In a lively scene reminiscent of pre-pandemic freedom, tourists and locals came together in Bairro Alto on Saturday night, with bars and restaurants full of night owls until curfew at 10:30 p.m. Nicci Howson, 65, said she was surrounded by Portuguese dancing in Cervejaria do Bairro, a restaurant in that neighborhood, for the first time in a year that she had danced in front of her house.

“You could see the elation on people’s faces to just let go,” she said.

At 10:30 p.m., when some Portuguese might only be sitting for dinner in normal times, the bars closed and sent a crowd of people to dance and sing together in the narrow streets until they were scared away on motorbikes by the police for about five minutes later. The revelers stayed in nearby Luís de Camoes Square until 11:30 p.m. when officers dispersed the group.

But during the day there weren’t such crowds to deal with.

Mark Boulle, 38, from Oxford, England, said he usually tries to avoid the crowds when traveling, so the trip was a dream in that regard. On Monday, when he went on a day trip to Sintra, a nearby town of postcard-ready palaces and castles, “I had practically all of the space to myself for the first half of the day,” he said.

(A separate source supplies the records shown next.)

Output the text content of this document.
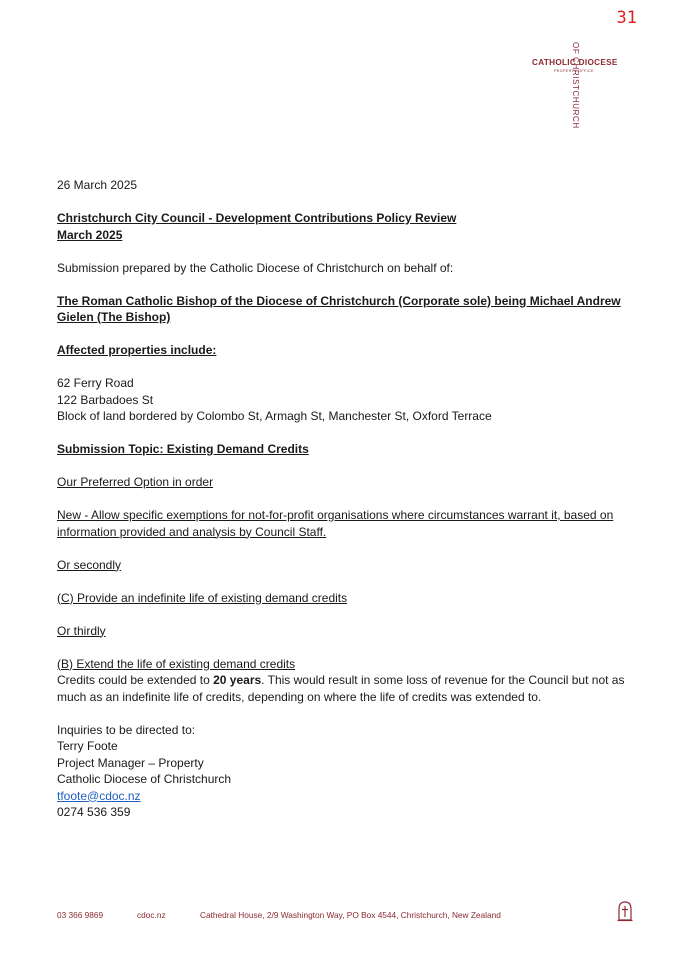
31
CATHOLIC DIOCESE
PROPERTY OFFICE
OF CHRISTCHURCH

26 March 2025

Christchurch City Council - Development Contributions Policy Review

March 2025

Submission prepared by the Catholic Diocese of Christchurch on behalf of:

The Roman Catholic Bishop of the Diocese of Christchurch (Corporate sole) being Michael Andrew Gielen (The Bishop)

Affected properties include:

62 Ferry Road

122 Barbadoes St

Block of land bordered by Colombo St, Armagh St, Manchester St, Oxford Terrace

Submission Topic: Existing Demand Credits

Our Preferred Option in order

New - Allow specific exemptions for not-for-profit organisations where circumstances warrant it, based on information provided and analysis by Council Staff.

Or secondly

(C) Provide an indefinite life of existing demand credits

Or thirdly

(B) Extend the life of existing demand credits

Credits could be extended to 20 years. This would result in some loss of revenue for the Council but not as much as an indefinite life of credits, depending on where the life of credits was extended to.

Inquiries to be directed to:

Terry Foote

Project Manager – Property

Catholic Diocese of Christchurch

tfoote@cdoc.nz

0274 536 359

03 366 9869	cdoc.nz	Cathedral House, 2/9 Washington Way, PO Box 4544, Christchurch, New Zealand
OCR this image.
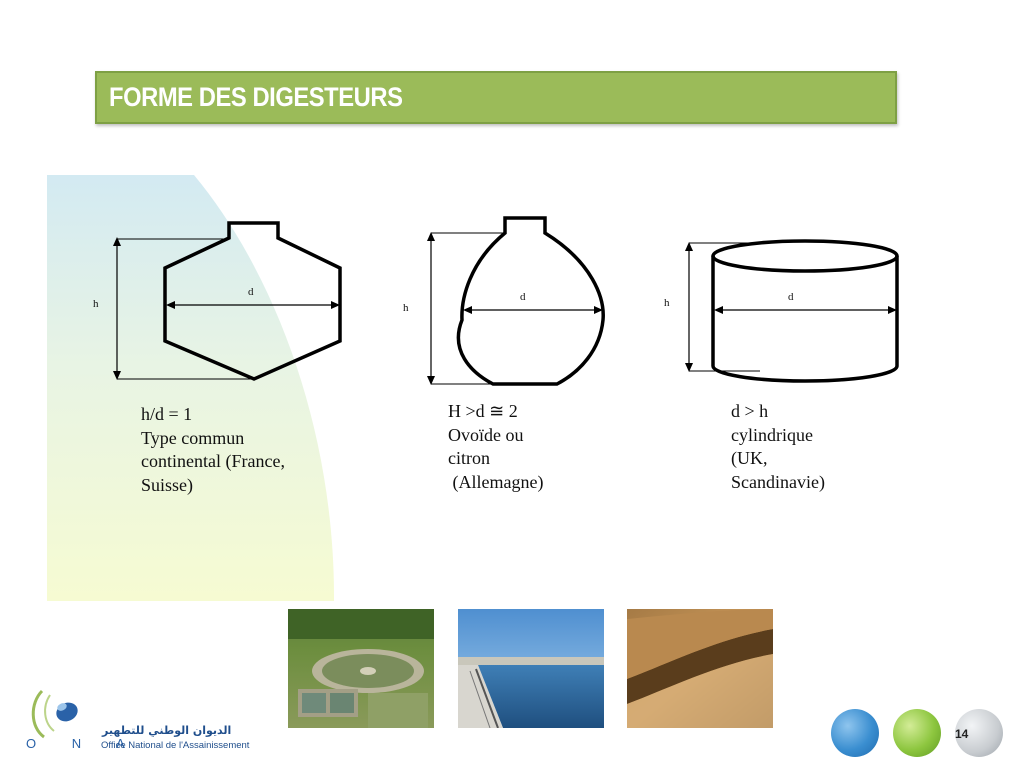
FORME DES DIGESTEURS
h
d
h
d	h	d
h/d = 1
Type commun
continental (France,
Suisse)
H >d ≅ 2
Ovoïde ou
citron
(Allemagne)
d > h
cylindrique
(UK,
Scandinavie)
الديوان الوطني للتطهير
O N A
Office National de l'Assainissement
14
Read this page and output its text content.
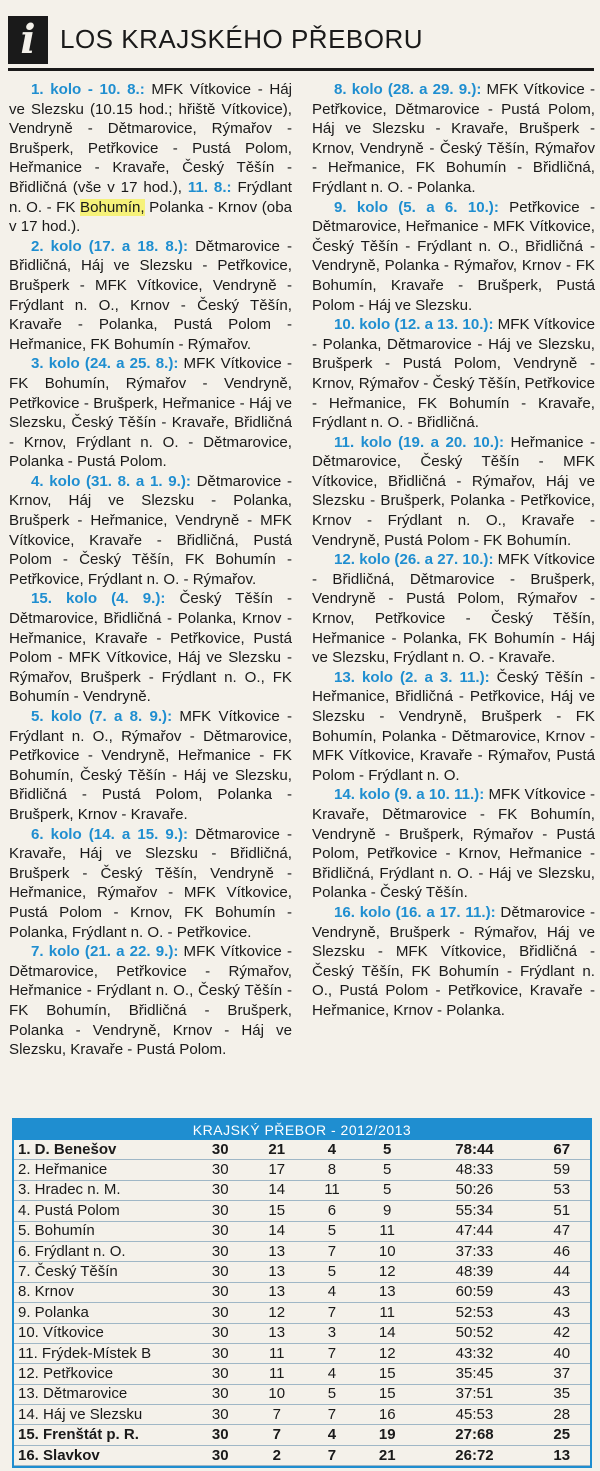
i LOS KRAJSKÉHO PŘEBORU

1. kolo - 10. 8.: MFK Vítkovice - Háj ve Slezsku (10.15 hod.; hřiště Vítkovice), Vendryně - Dětmarovice, Rýmařov - Brušperk, Petřkovice - Pustá Polom, Heřmanice - Kravaře, Český Těšín - Břidličná (vše v 17 hod.), 11. 8.: Frýdlant n. O. - FK Bohumín, Polanka - Krnov (oba v 17 hod.).

2. kolo (17. a 18. 8.): Dětmarovice - Břidličná, Háj ve Slezsku - Petřkovice, Brušperk - MFK Vítkovice, Vendryně - Frýdlant n. O., Krnov - Český Těšín, Kravaře - Polanka, Pustá Polom - Heřmanice, FK Bohumín - Rýmařov.

3. kolo (24. a 25. 8.): MFK Vítkovice - FK Bohumín, Rýmařov - Vendryně, Petřkovice - Brušperk, Heřmanice - Háj ve Slezsku, Český Těšín - Kravaře, Břidličná - Krnov, Frýdlant n. O. - Dětmarovice, Polanka - Pustá Polom.

4. kolo (31. 8. a 1. 9.): Dětmarovice - Krnov, Háj ve Slezsku - Polanka, Brušperk - Heřmanice, Vendryně - MFK Vítkovice, Kravaře - Břidličná, Pustá Polom - Český Těšín, FK Bohumín - Petřkovice, Frýdlant n. O. - Rýmařov.

15. kolo (4. 9.): Český Těšín - Dětmarovice, Břidličná - Polanka, Krnov - Heřmanice, Kravaře - Petřkovice, Pustá Polom - MFK Vítkovice, Háj ve Slezsku - Rýmařov, Brušperk - Frýdlant n. O., FK Bohumín - Vendryně.

5. kolo (7. a 8. 9.): MFK Vítkovice - Frýdlant n. O., Rýmařov - Dětmarovice, Petřkovice - Vendryně, Heřmanice - FK Bohumín, Český Těšín - Háj ve Slezsku, Břidličná - Pustá Polom, Polanka - Brušperk, Krnov - Kravaře.

6. kolo (14. a 15. 9.): Dětmarovice - Kravaře, Háj ve Slezsku - Břidličná, Brušperk - Český Těšín, Vendryně - Heřmanice, Rýmařov - MFK Vítkovice, Pustá Polom - Krnov, FK Bohumín - Polanka, Frýdlant n. O. - Petřkovice.

7. kolo (21. a 22. 9.): MFK Vítkovice - Dětmarovice, Petřkovice - Rýmařov, Heřmanice - Frýdlant n. O., Český Těšín - FK Bohumín, Břidličná - Brušperk, Polanka - Vendryně, Krnov - Háj ve Slezsku, Kravaře - Pustá Polom.

8. kolo (28. a 29. 9.): MFK Vítkovice - Petřkovice, Dětmarovice - Pustá Polom, Háj ve Slezsku - Kravaře, Brušperk - Krnov, Vendryně - Český Těšín, Rýmařov - Heřmanice, FK Bohumín - Břidličná, Frýdlant n. O. - Polanka.

9. kolo (5. a 6. 10.): Petřkovice - Dětmarovice, Heřmanice - MFK Vítkovice, Český Těšín - Frýdlant n. O., Břidličná - Vendryně, Polanka - Rýmařov, Krnov - FK Bohumín, Kravaře - Brušperk, Pustá Polom - Háj ve Slezsku.

10. kolo (12. a 13. 10.): MFK Vítkovice - Polanka, Dětmarovice - Háj ve Slezsku, Brušperk - Pustá Polom, Vendryně - Krnov, Rýmařov - Český Těšín, Petřkovice - Heřmanice, FK Bohumín - Kravaře, Frýdlant n. O. - Břidličná.

11. kolo (19. a 20. 10.): Heřmanice - Dětmarovice, Český Těšín - MFK Vítkovice, Břidličná - Rýmařov, Háj ve Slezsku - Brušperk, Polanka - Petřkovice, Krnov - Frýdlant n. O., Kravaře - Vendryně, Pustá Polom - FK Bohumín.

12. kolo (26. a 27. 10.): MFK Vítkovice - Břidličná, Dětmarovice - Brušperk, Vendryně - Pustá Polom, Rýmařov - Krnov, Petřkovice - Český Těšín, Heřmanice - Polanka, FK Bohumín - Háj ve Slezsku, Frýdlant n. O. - Kravaře.

13. kolo (2. a 3. 11.): Český Těšín - Heřmanice, Břidličná - Petřkovice, Háj ve Slezsku - Vendryně, Brušperk - FK Bohumín, Polanka - Dětmarovice, Krnov - MFK Vítkovice, Kravaře - Rýmařov, Pustá Polom - Frýdlant n. O.

14. kolo (9. a 10. 11.): MFK Vítkovice - Kravaře, Dětmarovice - FK Bohumín, Vendryně - Brušperk, Rýmařov - Pustá Polom, Petřkovice - Krnov, Heřmanice - Břidličná, Frýdlant n. O. - Háj ve Slezsku, Polanka - Český Těšín.

16. kolo (16. a 17. 11.): Dětmarovice - Vendryně, Brušperk - Rýmařov, Háj ve Slezsku - MFK Vítkovice, Břidličná - Český Těšín, FK Bohumín - Frýdlant n. O., Pustá Polom - Petřkovice, Kravaře - Heřmanice, Krnov - Polanka.

KRAJSKÝ PŘEBOR - 2012/2013
1. D. Benešov	30	21	4	5	78:44	67
2. Heřmanice	30	17	8	5	48:33	59
3. Hradec n. M.	30	14	11	5	50:26	53
4. Pustá Polom	30	15	6	9	55:34	51
5. Bohumín	30	14	5	11	47:44	47
6. Frýdlant n. O.	30	13	7	10	37:33	46
7. Český Těšín	30	13	5	12	48:39	44
8. Krnov	30	13	4	13	60:59	43
9. Polanka	30	12	7	11	52:53	43
10. Vítkovice	30	13	3	14	50:52	42
11. Frýdek-Místek B	30	11	7	12	43:32	40
12. Petřkovice	30	11	4	15	35:45	37
13. Dětmarovice	30	10	5	15	37:51	35
14. Háj ve Slezsku	30	7	7	16	45:53	28
15. Frenštát p. R.	30	7	4	19	27:68	25
16. Slavkov	30	2	7	21	26:72	13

However, he was dismayed by the widespread use of masks outdoors in Lisbon – a sharp move away from behavior in the UK, where the government has never suggested wearing masks outside and most people don’t. It was a source of tension for both the visitors and the Portuguese.

The use of masks outdoors is compulsory in Portugal. In some places, including beaches, violations are punishable by fines. In the Castelo de São Jorge, an 11th-century castle with sweeping views of the city, a security guard roamed the grounds and instructed the few tourists to put on masks while standing far away from others. A bookseller at an open-air market in Baixa grumbled that tourists should adhere to local attitudes and customs regarding masks rather than bringing their own ideas abroad.

But Mr. Boulle said he wanted the sun on his face. When he was buying his ticket at Jerónimos Monastery, a popular tourist attraction, a security guard stopped him before he could buy his ticket and asked him to put on a mask.

Mr Boulle replied that he had asthma and that he could not carry one because he had difficulty breathing. “That’s not true, but I just wanted to see,” he said. “You can always say that in England.” No luck, as the security guard pointed out.

Frederico Almeida, the general manager of the Albatroz Hotel in the nearby beach town of Cascais, said he and his staff needed to remind visitors from the UK of the requirements.

Despite these problems, he is happy to see British tourists again. They are the top market for the region, he said, and their return has been quick. The 42-room hotel was about 20 percent full two weeks ago. now it is up to 80 percent.

“In the last two weeks it’s suddenly like we’ve gone back to normal,” he said. “It is wonderful.”